Joan Lunden shares her personal perspective on how a cancer diagnosis has propelled her to become an advocate for cancer survivors and to recommit to health and wellness in her own life.

As an award-winning journalist and best­selling author, Joan Lunden has shared her insight and energy with view­ers and readers for more than 30 years. In a televi­sion career that included nearly 20 years as co-host of Good Morning America, Joan reported breaking news and in-depth stories from around the world and close to home as she empowered viewers with information and inspiration. As an author she has shared her passion for health and wellness, family, and lifestyle topics—always with an authenticity and compas­sion—in 10 books.

In June 2014, Joan was diagnosed with triple-negative breast cancer, an aggressive form of the disease requiring intensive treatment. She shared the diag­nosis and subsequent journey publicly, committed to using her experi­ence to help other women facing a diagnosis, and she authored a mem­oir of the journey: Had I Known: A Memoir of Survival (Harper, 2015).

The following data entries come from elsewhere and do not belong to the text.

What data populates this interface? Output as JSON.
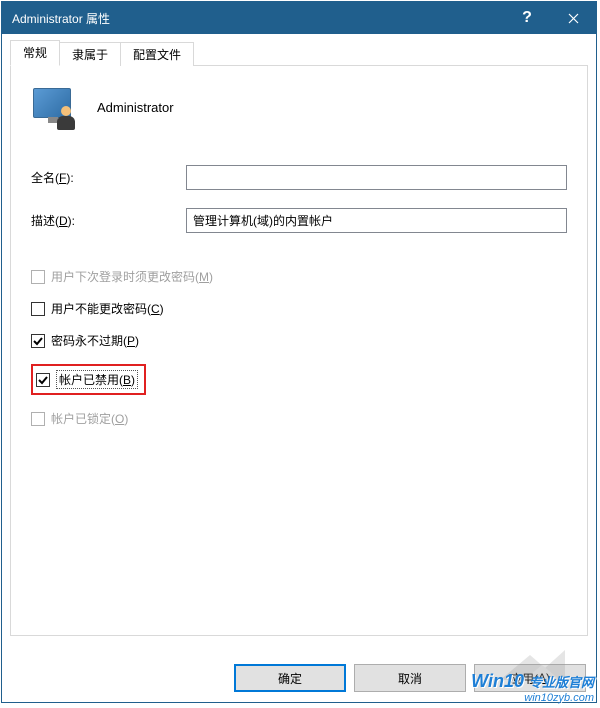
{
  "titlebar": {
    "title": "Administrator 属性",
    "help": "?",
    "close": "×"
  },
  "tabs": [
    {
      "label": "常规",
      "active": true
    },
    {
      "label": "隶属于",
      "active": false
    },
    {
      "label": "配置文件",
      "active": false
    }
  ],
  "header": {
    "username": "Administrator"
  },
  "fields": {
    "fullname": {
      "label_prefix": "全名(",
      "hotkey": "F",
      "label_suffix": "):",
      "value": ""
    },
    "description": {
      "label_prefix": "描述(",
      "hotkey": "D",
      "label_suffix": "):",
      "value": "管理计算机(域)的内置帐户"
    }
  },
  "checkboxes": {
    "must_change": {
      "label_prefix": "用户下次登录时须更改密码(",
      "hotkey": "M",
      "label_suffix": ")",
      "checked": false,
      "disabled": true
    },
    "cannot_change": {
      "label_prefix": "用户不能更改密码(",
      "hotkey": "C",
      "label_suffix": ")",
      "checked": false,
      "disabled": false
    },
    "never_expires": {
      "label_prefix": "密码永不过期(",
      "hotkey": "P",
      "label_suffix": ")",
      "checked": true,
      "disabled": false
    },
    "disabled_account": {
      "label_prefix": "帐户已禁用(",
      "hotkey": "B",
      "label_suffix": ")",
      "checked": true,
      "disabled": false,
      "highlighted": true
    },
    "locked": {
      "label_prefix": "帐户已锁定(",
      "hotkey": "O",
      "label_suffix": ")",
      "checked": false,
      "disabled": true
    }
  },
  "buttons": {
    "ok": "确定",
    "cancel": "取消",
    "apply_prefix": "应用(",
    "apply_hotkey": "A",
    "apply_suffix": ")"
  },
  "watermark": {
    "main": "Win10",
    "sub": "专业版官网",
    "url": "win10zyb.com"
  }
}
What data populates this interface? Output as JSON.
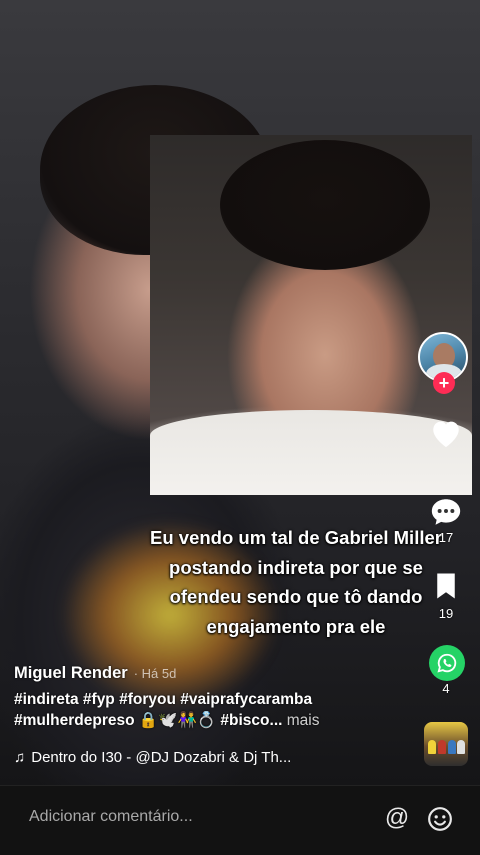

Joan recently spoke with Amy Gibson, Emmy Award–winning actor, hair-loss expert, and creator of the Cancer HairCARE Center for Cancer­, to share her story. The following interview shines a light on the challenges and changes Joan faced in the wake of the diagnosis, as well as the lasting lessons of the journey.

AMY GIBSON (AG): You have empowered so many women over the years and have given so many women hope—especially with Had I Known. Can you tell me about the title?

JOAN LUNDEN (JL): Thank you. I was having a conversation with my co-author [Laura Morton] as we discussed the book, and I kept saying, “Had I known that only 10 percent of women diag­nosed with breast cancer had a family history, I wouldn’t have felt so immune—just because I didn’t have a family history.” After about the fourth or fifth time I used that phrase, my co-author said, “Well, there’s your title.”

AG: That really is true, isn’t it? As a specialist in cancer hair loss, I often ask my clients, “Is there a family history of breast cancer?” And over and over, they say, “No, no family history.” What’s going on?

JL: Too many of us—myself included, and I have interviewed so many experts and patients—fall prey to this myth of family history. But it truly is only 10 percent of breast cancers that are hereditary. We think that because breast cancer isn’t in our family history, it’s some other woman’s problem. I really never thought I was going to be affected by it. And that’s dangerous because it renders you nonchalant.

AG: Without a family history, without any notion that you had cancer in store, you were diagnosed through an ultrasound following a routine mammogram. What were your first thoughts when you heard, “You have cancer”?

JL: Honestly, when I first sat across from the breast surgeon— who had just been delivered the results of my biopsy—and was told I had triple-negative breast cancer and that I would have to have aggressive chemotherapy, my first question was, “You mean I’m going to lose my hair?”

That was the first thought. From there I was consumed with the fact that I had all these choices to make—life and death choices: Which doctor should I choose? Which one will help save my life? Which course of treatment should I go with? Which one will give me the best chance of survival?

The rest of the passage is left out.